Sabia que você estava acamado. Que uma doença pertinaz mantinha-o no leito, que o afastara, temporariamente, do exercício das suas obrigações, sua presença de quando em quando no Tribunal de Justiça, na conversa simples e, por vezes, picante com os seus colegas e amigos desembargadores. Sua presença na Casa de Antônio Lobo. Na palestra literária com os seus colegas acadêmicos. Na Praça João Lisboa, em paradas rápidas para demorar-se com algum amigo, para olhar o antigo Largo do Carmo da sua mocidade, da sua vida acadêmica, do jornalista que vivia em você, vibrante, escrevendo as suas notícias, seus comentários. Você na imprensa ao lado de Nascimento Moraes, de Ribamar Pinheiro, de Sousa Bispo, tantos outros que fizeram jornalismo sob a orientação do mestre Nascimento Moraes. E como você era amigo do Nascimento!
Sabia, Isaac, que você estava adoentado. E comigo no íntimo uma vontade encantadora: visitar você, conversar com o amigo, exigir de você a publicação do seu livro de versos. Relembraria esta insistência: “Isaac, publica o livro. Não vá deixar que cupim ‘acadêmico’ danifique seus versos, sua poesia romântica, parnasiana, impressionista”.
Com a sua poesia, a mensagem de tantas coisas, de tantos sentimentos, o descritivo em versos magistrais, alma no esbanjamento das emoções.
Mas não fui uma só vez lhe visitar! Olhá-lo no seu leito de enfermo, o corpo na prostração, todo você, certamente, uma vibração de vida sentindo, aos poucos, o desfalecimento das suas energias construtivas. Sua vida em luta, em resistência.
Revendo a sua infância, a sua mocidade, menino pobre vindo do interior do Estado, da sua Barra do Corda, onde você iniciou sua vida intelectual. Não pude, Isaac, uma só vez, visitá-lo, reviver para você um muito da sua valiosa participação no jornalismo local, escrevendo no vespertino “A Hora”, com Nascimento Moraes no comando, sustentando campanhas memoráveis. O “caboclo Isaac”, andar pesado, calado, encolhido no mundo das suas mais íntimas reflexões.
Mas, com você, uma “grande força de vontade, a tenacidade, a firmeza de resoluções inabaláveis”. Com você, a fulguração intelectual. Brilhante. Poesia humana, batismo de magia e de encanto. Com você, o estudioso. Formou-se em Direito. E firmou-se no Magistério Público. E, daí por diante, a conquista das promoções. E você realizava-se na vida pública deste nosso Maranhão. De longe, Isaac acompanhava seus passos. Seu lar. Sua família, seus filhos.
Isaac, não fui vê-lo um só momento. E, já na quarta-feira, recebia a notícia do seu falecimento, do seu enterro. Não sei, Isaac, se chorei. Sei, meu amigo, que muito tempo fiquei olhando você na vida, na luta, no trabalho. Um pensamento fixo em você, o poeta das coisas belas, o intelectual primoroso: talento e cultura.
Nem seu corpo na imobilidade meus olhos puderam ver. Nada, Isaac. Mas estou escrevendo para você. E você, acredito, está lendo esta página. Simples. Iluminada de recordações. Homenagens do Paulo Augusto, este Paulo Augusto que você viu criança, estudante do Liceu, ao lado do Nascimento, nas redações dos jornais. E você dizia, referindo-se a mim, para o mestre – “Nascimento, este menino vai longe”.
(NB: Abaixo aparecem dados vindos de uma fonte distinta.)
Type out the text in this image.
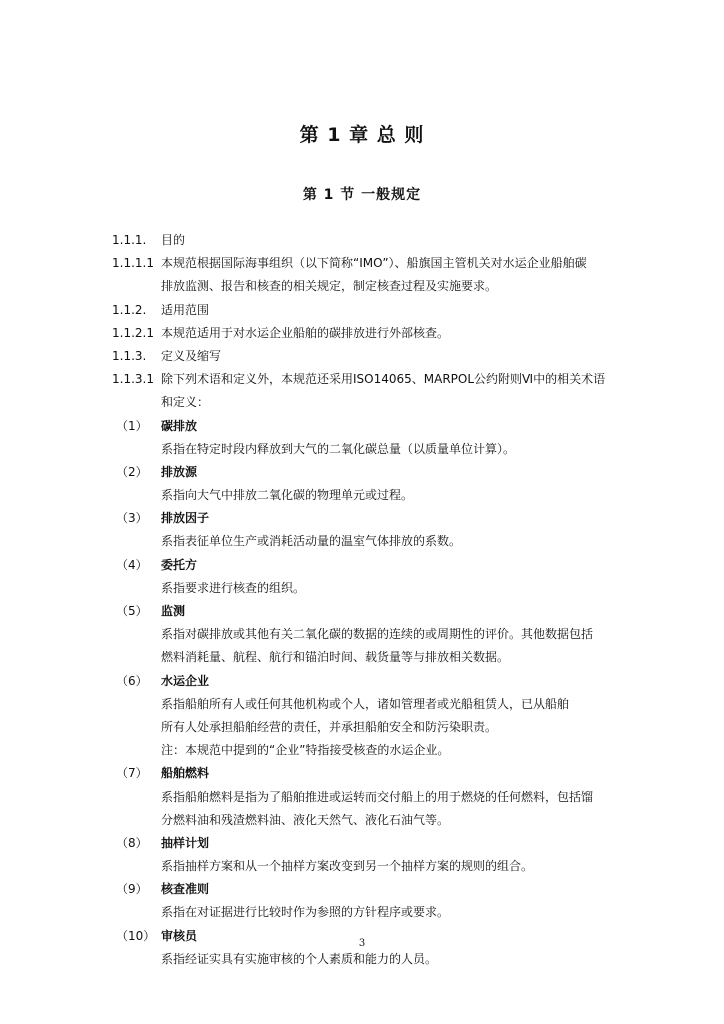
第 1 章 总 则
第 1 节 一般规定
1.1.1. 目的
1.1.1.1 本规范根据国际海事组织（以下简称“IMO”）、船旗国主管机关对水运企业船舶碳
排放监测、报告和核查的相关规定，制定核查过程及实施要求。
1.1.2. 适用范围
1.1.2.1 本规范适用于对水运企业船舶的碳排放进行外部核查。
1.1.3. 定义及缩写
1.1.3.1 除下列术语和定义外，本规范还采用ISO14065、MARPOL公约附则Ⅵ中的相关术语
和定义：
（1） 碳排放
系指在特定时段内释放到大气的二氧化碳总量（以质量单位计算）。
（2） 排放源
系指向大气中排放二氧化碳的物理单元或过程。
（3） 排放因子
系指表征单位生产或消耗活动量的温室气体排放的系数。
（4） 委托方
系指要求进行核查的组织。
（5） 监测
系指对碳排放或其他有关二氧化碳的数据的连续的或周期性的评价。其他数据包括
燃料消耗量、航程、航行和锚泊时间、载货量等与排放相关数据。
（6） 水运企业
系指船舶所有人或任何其他机构或个人，诸如管理者或光船租赁人，已从船舶
所有人处承担船舶经营的责任，并承担船舶安全和防污染职责。
注：本规范中提到的“企业”特指接受核查的水运企业。
（7） 船舶燃料
系指船舶燃料是指为了船舶推进或运转而交付船上的用于燃烧的任何燃料，包括馏
分燃料油和残渣燃料油、液化天然气、液化石油气等。
（8） 抽样计划
系指抽样方案和从一个抽样方案改变到另一个抽样方案的规则的组合。
（9） 核查准则
系指在对证据进行比较时作为参照的方针程序或要求。
（10） 审核员
系指经证实具有实施审核的个人素质和能力的人员。
3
Não, Isaac. Não consegui ir muito longe. Mas também não fiquei muito perto. Hoje, pode você sentir melhor estas coisas: a Vida, a luta, a resistência para não sucumbir de todo, principalmente quando se é filho de intelectual. Mas, Isaac, aqui está a minha mensagem de saudade e de lembrança.
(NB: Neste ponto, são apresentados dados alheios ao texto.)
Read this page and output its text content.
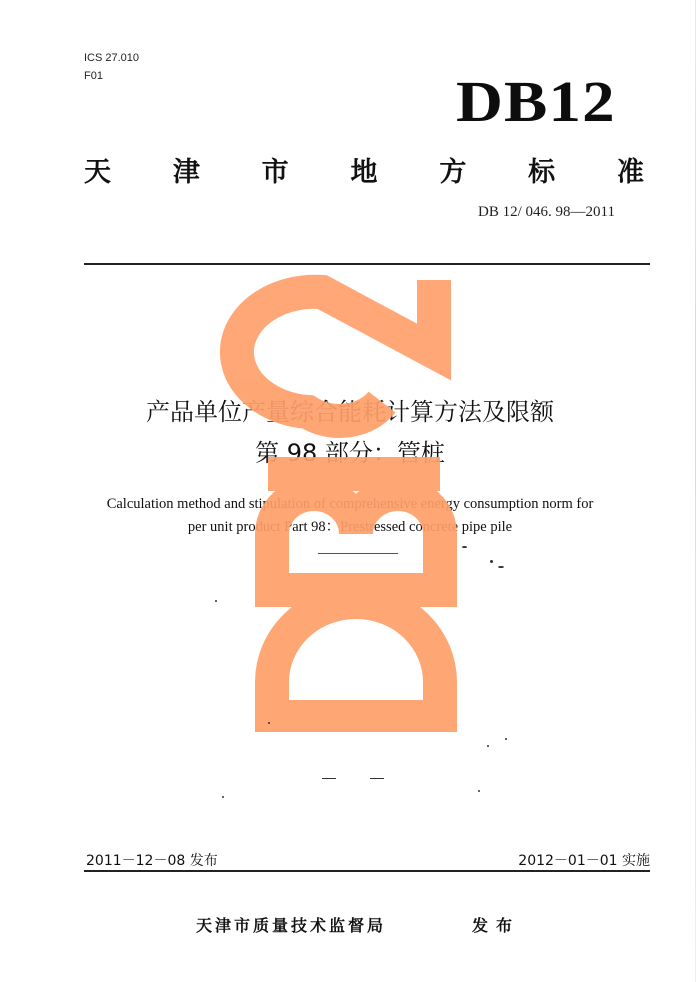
ICS 27.010
F01	DB12
天 津 市 地 方 标 准
DB 12/ 046. 98—2011
产品单位产量综合能耗计算方法及限额
第 98 部分：管桩
Calculation method and stipulation of comprehensive energy consumption norm for
per unit product Part 98：Prestressed concrete pipe pile
2011－12－08 发布	2012－01－01 实施
天津市质量技术监督局	发布
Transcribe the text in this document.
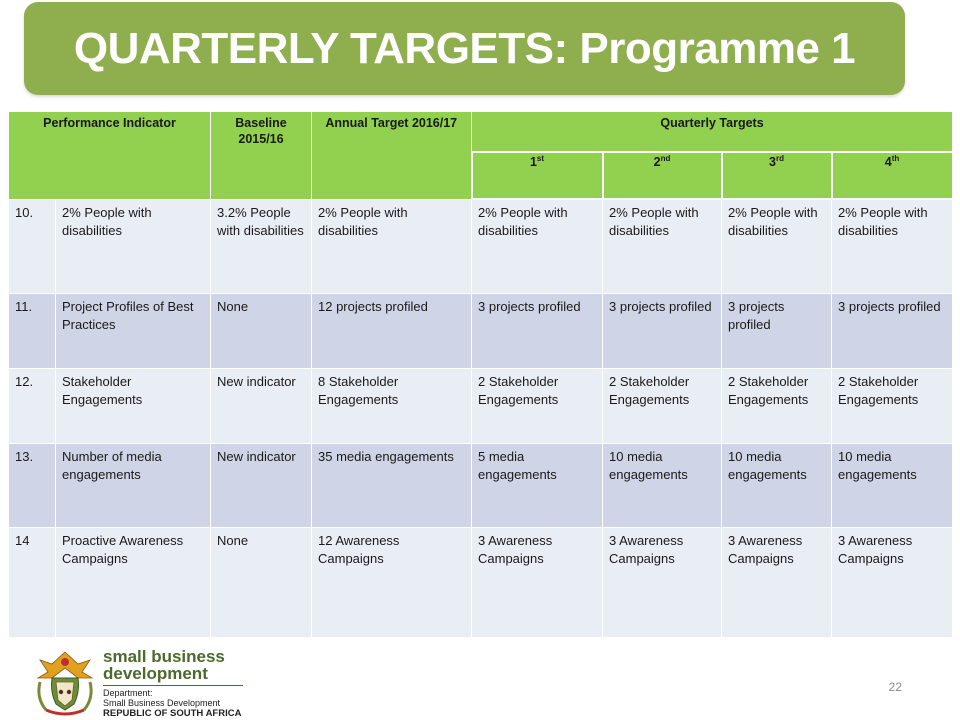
QUARTERLY TARGETS: Programme 1
Performance Indicator		Baseline 2015/16	Annual Target 2016/17	Quarterly Targets			
				1st	2nd	3rd	4th
10.	2% People with disabilities	3.2% People with disabilities	2% People with disabilities	2% People with disabilities	2% People with disabilities	2% People with disabilities	2% People with disabilities
11.	Project Profiles of Best Practices	None	12 projects profiled	3 projects profiled	3 projects profiled	3 projects profiled	3 projects profiled
12.	Stakeholder Engagements	New indicator	8 Stakeholder Engagements	2 Stakeholder Engagements	2 Stakeholder Engagements	2 Stakeholder Engagements	2 Stakeholder Engagements
13.	Number of media engagements	New indicator	35 media engagements	5 media engagements	10 media engagements	10 media engagements	10 media engagements
14	Proactive Awareness Campaigns	None	12 Awareness Campaigns	3 Awareness Campaigns	3 Awareness Campaigns	3 Awareness Campaigns	3 Awareness Campaigns
small business
development
Department:
Small Business Development
REPUBLIC OF SOUTH AFRICA
22
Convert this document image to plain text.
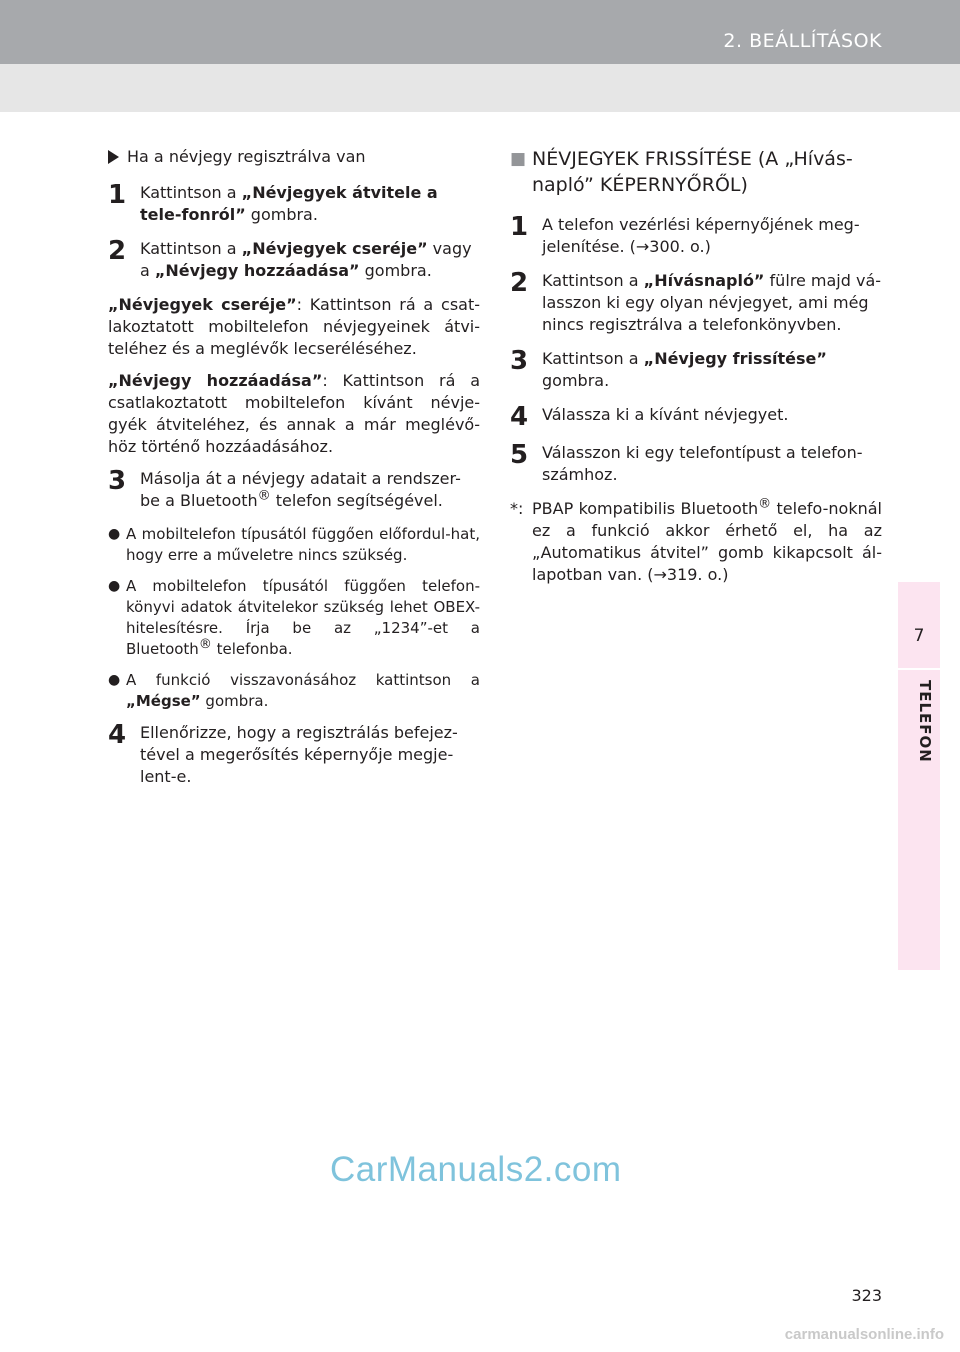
2. BEÁLLÍTÁSOK
7
TELEFON
Ha a névjegy regisztrálva van
1 Kattintson a „Névjegyek átvitele a tele-fonról” gombra.
2 Kattintson a „Névjegyek cseréje” vagy a „Névjegy hozzáadása” gombra.
„Névjegyek cseréje”: Kattintson rá a csat-lakoztatott mobiltelefon névjegyeinek átvi-teléhez és a meglévők lecseréléséhez.
„Névjegy hozzáadása”: Kattintson rá a csatlakoztatott mobiltelefon kívánt névje-gyék átviteléhez, és annak a már meglévő-höz történő hozzáadásához.
3 Másolja át a névjegy adatait a rendszer-be a Bluetooth® telefon segítségével.
● A mobiltelefon típusától függően előfordul-hat, hogy erre a műveletre nincs szükség.
● A mobiltelefon típusától függően telefon-könyvi adatok átvitelekor szükség lehet OBEX-hitelesítésre. Írja be az „1234”-et a Bluetooth® telefonba.
● A funkció visszavonásához kattintson a „Mégse” gombra.
4 Ellenőrizze, hogy a regisztrálás befejez-tével a megerősítés képernyője megje-lent-e.
■ NÉVJEGYEK FRISSÍTÉSE (A „Hívás-napló” KÉPERNYŐRŐL)
1 A telefon vezérlési képernyőjének meg-jelenítése. (→300. o.)
2 Kattintson a „Hívásnapló” fülre majd vá-lasszon ki egy olyan névjegyet, ami még nincs regisztrálva a telefonkönyvben.
3 Kattintson a „Névjegy frissítése” gombra.
4 Válassza ki a kívánt névjegyet.
5 Válasszon ki egy telefontípust a telefon-számhoz.
*: PBAP kompatibilis Bluetooth® telefo-noknál ez a funkció akkor érhető el, ha az „Automatikus átvitel” gomb kikapcsolt ál-lapotban van. (→319. o.)
CarManuals2.com
323
carmanualsonline.info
Você continuará vivo no coração de seus amigos e presente nas tradições de cultura de nossa terra. Vivo no coração de seus filhos, da esposa. Vivo nas ruas desta São Luís que você tanto amou.
E desculpe, Isaac, a minha ausência.
* Paulo Nascimento Moraes. “A Volta do Boêmio” (inédito) – “Jornal do Dia”, 8 de abril de 1967 (sábado).